Chocolatey Goodness.GameCube.
Pokémon Colosseum

GameCube


April 22, 2004.

Pokémon Colosseum proves that a truly motivated and well-funded tween phenomenon really can keep going and going and going, even after its core audience has lost interest and moved on to such new projects as getting its driver's licence and losing its virginity.

It is the game no one would have missed. But now that it is here we must concede the truth. It is pretty good. It is fun. It is mind-achingly bizarre to look at. We really should all be glad somebody felt the need to develop and release it, never mind how late it is to the party.

Here is some background, in case your recent adventures in the back seat have driven the Pokémon story from your memory. Pokémon are small friendly monsters. They come in hundreds of varieties. They roam freely in the wild. Some of them are cute. Some are fierce. Some are birds. Some are fish. Some are rats. Some look like balloons. Some look like boulders. They come in every colour of the rainbow.

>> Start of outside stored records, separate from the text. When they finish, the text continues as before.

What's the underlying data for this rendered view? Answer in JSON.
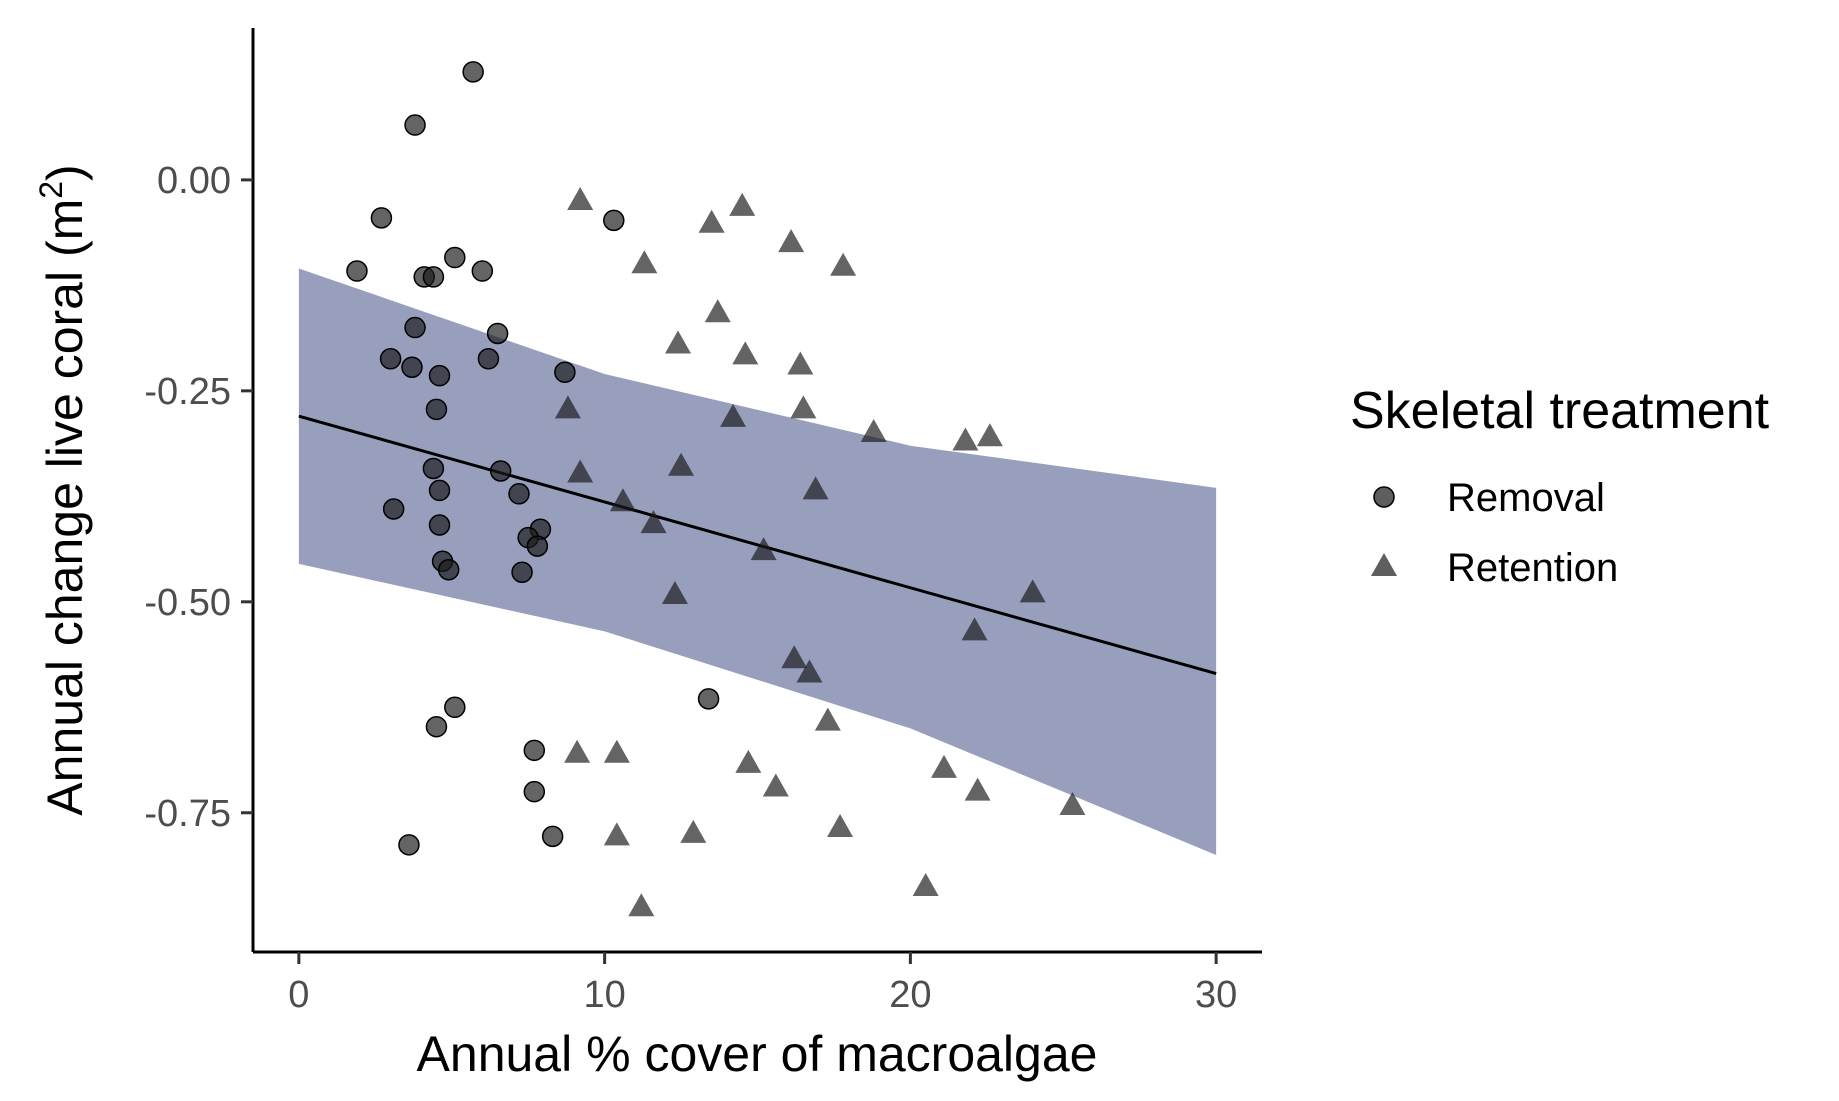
{
  "chart_data": {
    "type": "scatter",
    "xlabel": "Annual % cover of macroalgae",
    "ylabel_main": "Annual change live coral (m",
    "ylabel_sup": "2",
    "ylabel_close": ")",
    "xlim": [
      -1.5,
      31.5
    ],
    "ylim": [
      -0.915,
      0.18
    ],
    "x_ticks": [
      0,
      10,
      20,
      30
    ],
    "x_tick_labels": [
      "0",
      "10",
      "20",
      "30"
    ],
    "y_ticks": [
      0.0,
      -0.25,
      -0.5,
      -0.75
    ],
    "y_tick_labels": [
      "0.00",
      "-0.25",
      "-0.50",
      "-0.75"
    ],
    "grid": false,
    "legend_position": "right",
    "legend_title": "Skeletal treatment",
    "colors": {
      "points": "#1a1a1a",
      "ribbon": "#7a84ab",
      "line": "#000000"
    },
    "fit": {
      "line": [
        [
          0,
          -0.28
        ],
        [
          30,
          -0.585
        ]
      ],
      "ribbon_upper": [
        [
          0,
          -0.105
        ],
        [
          10,
          -0.23
        ],
        [
          20,
          -0.315
        ],
        [
          30,
          -0.365
        ]
      ],
      "ribbon_lower": [
        [
          0,
          -0.455
        ],
        [
          10,
          -0.535
        ],
        [
          20,
          -0.65
        ],
        [
          30,
          -0.8
        ]
      ]
    },
    "series": [
      {
        "name": "Removal",
        "shape": "circle",
        "points": [
          [
            5.7,
            0.128
          ],
          [
            3.8,
            0.065
          ],
          [
            2.7,
            -0.045
          ],
          [
            10.3,
            -0.048
          ],
          [
            5.1,
            -0.092
          ],
          [
            1.9,
            -0.108
          ],
          [
            6.0,
            -0.108
          ],
          [
            4.1,
            -0.115
          ],
          [
            4.4,
            -0.115
          ],
          [
            3.8,
            -0.175
          ],
          [
            6.5,
            -0.182
          ],
          [
            3.0,
            -0.212
          ],
          [
            6.2,
            -0.212
          ],
          [
            3.7,
            -0.222
          ],
          [
            4.6,
            -0.232
          ],
          [
            8.7,
            -0.228
          ],
          [
            4.5,
            -0.272
          ],
          [
            4.4,
            -0.342
          ],
          [
            6.6,
            -0.345
          ],
          [
            4.6,
            -0.368
          ],
          [
            7.2,
            -0.372
          ],
          [
            3.1,
            -0.39
          ],
          [
            4.6,
            -0.409
          ],
          [
            7.9,
            -0.414
          ],
          [
            7.5,
            -0.424
          ],
          [
            7.8,
            -0.434
          ],
          [
            4.7,
            -0.452
          ],
          [
            4.9,
            -0.462
          ],
          [
            7.3,
            -0.465
          ],
          [
            13.4,
            -0.615
          ],
          [
            5.1,
            -0.625
          ],
          [
            4.5,
            -0.648
          ],
          [
            7.7,
            -0.676
          ],
          [
            7.7,
            -0.725
          ],
          [
            8.3,
            -0.778
          ],
          [
            3.6,
            -0.788
          ]
        ]
      },
      {
        "name": "Retention",
        "shape": "triangle",
        "points": [
          [
            9.2,
            -0.025
          ],
          [
            14.5,
            -0.032
          ],
          [
            13.5,
            -0.052
          ],
          [
            16.1,
            -0.075
          ],
          [
            11.3,
            -0.1
          ],
          [
            17.8,
            -0.103
          ],
          [
            13.7,
            -0.158
          ],
          [
            12.4,
            -0.195
          ],
          [
            14.6,
            -0.208
          ],
          [
            16.4,
            -0.22
          ],
          [
            8.8,
            -0.272
          ],
          [
            16.5,
            -0.272
          ],
          [
            14.2,
            -0.282
          ],
          [
            18.8,
            -0.3
          ],
          [
            21.8,
            -0.31
          ],
          [
            22.6,
            -0.305
          ],
          [
            9.2,
            -0.348
          ],
          [
            12.5,
            -0.34
          ],
          [
            16.9,
            -0.368
          ],
          [
            10.6,
            -0.382
          ],
          [
            11.6,
            -0.408
          ],
          [
            15.2,
            -0.44
          ],
          [
            12.3,
            -0.492
          ],
          [
            24.0,
            -0.49
          ],
          [
            22.1,
            -0.535
          ],
          [
            16.2,
            -0.568
          ],
          [
            16.7,
            -0.585
          ],
          [
            17.3,
            -0.642
          ],
          [
            9.1,
            -0.68
          ],
          [
            10.4,
            -0.68
          ],
          [
            14.7,
            -0.692
          ],
          [
            21.1,
            -0.698
          ],
          [
            15.6,
            -0.72
          ],
          [
            22.2,
            -0.725
          ],
          [
            25.3,
            -0.742
          ],
          [
            17.7,
            -0.768
          ],
          [
            10.4,
            -0.778
          ],
          [
            12.9,
            -0.775
          ],
          [
            20.5,
            -0.838
          ],
          [
            11.2,
            -0.862
          ]
        ]
      }
    ]
  }
}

Pokémon are also sort of electronic, in a way that is never explained. They can be stored on PC hard drives and moved over the internet. They can be stored inside little pocket-sized trinkets called "Pokéballs," even though they may stand four feet tall and weigh 80 pounds in the wild. (They enter and exit the Pokéballs with dramatic flourishes of sparks.)

They are flesh and blood, inasmuch as they are vulnerable to poison and drowning and bites. But they are also pure data, easily restored to full health with a two-second check-in to the Rest Machine at the local Pokémon Centre. Nobody knows what Pokémon are, really. That is OK. The important thing is that they are easily domesticated. And also that they like to fight.

In the land of Pokémon, people carry collections of monsters with them everywhere they go. When they run into other people, they square their monsters off against each other in angry, vicious combat that does not end until one set of critters lies bruised and unconscious. People fight their monsters against friends' monsters for fun. They fight their monsters against their enemies' monsters to settle scores. They fight their monsters for pleasure. They fight their monsters for money. It is a whole society built around cockfighting, only with less blood and more electronics.

Okay, that is enough background. The new game continues a line that began with the two Pokémon Stadium games for the Nintendo 64. The basic idea is that, as you play Pokémon on your Game Boy, you will amass a large collection of highly-skilled fighting monsters. Colosseum, like Stadium before it, allows you to dump your collection onto your GameCube, where you can fight them in gorgeous fully-rendered 3D graphics.

That is the core idea, anyway. What is new here is something called "story" mode, which plays out a lot like one of the Game Boy adventures all on its own. You roam from town to town meeting people and fighting your monsters against theirs, trying to become the bestest Pokémon trainer in all the land.

A few twists are new. There are no monsters out in the wild. Instead of hunting, you must now steal Pokémon from other people. There is an over-arching plotline that has something to do with criminal thuggery and theft. These innovations are subtle and unlikely to draw much notice from any but the most hardened fans (who are, as you will recall, already distracted by other pursuits anyway). But the monsters you collect in this new adventure are also available to you in the Colosseum, so even if you have never touched a Game Boy you still move your collection from one place to another.

If this is not your cup of tea, too bad. Nintendo has been on a bit of a tear lately, constantly urging its customers to "Get Connected." This means the company would like you to plug your Game Boy into a GameCube. Apparently they have not noticed that to most of the world, the phrase "Get Connected" usually refers to the internet. Internet games are fun. They are great. Nintendo really ought to try them sometime. They are much better than silly gimmicks designed to get you to buy a bunch of proprietary hardware.

In the interim, however, we have a new game and it is pretty good. The people in it have bright spiky hair and wear silly clothes.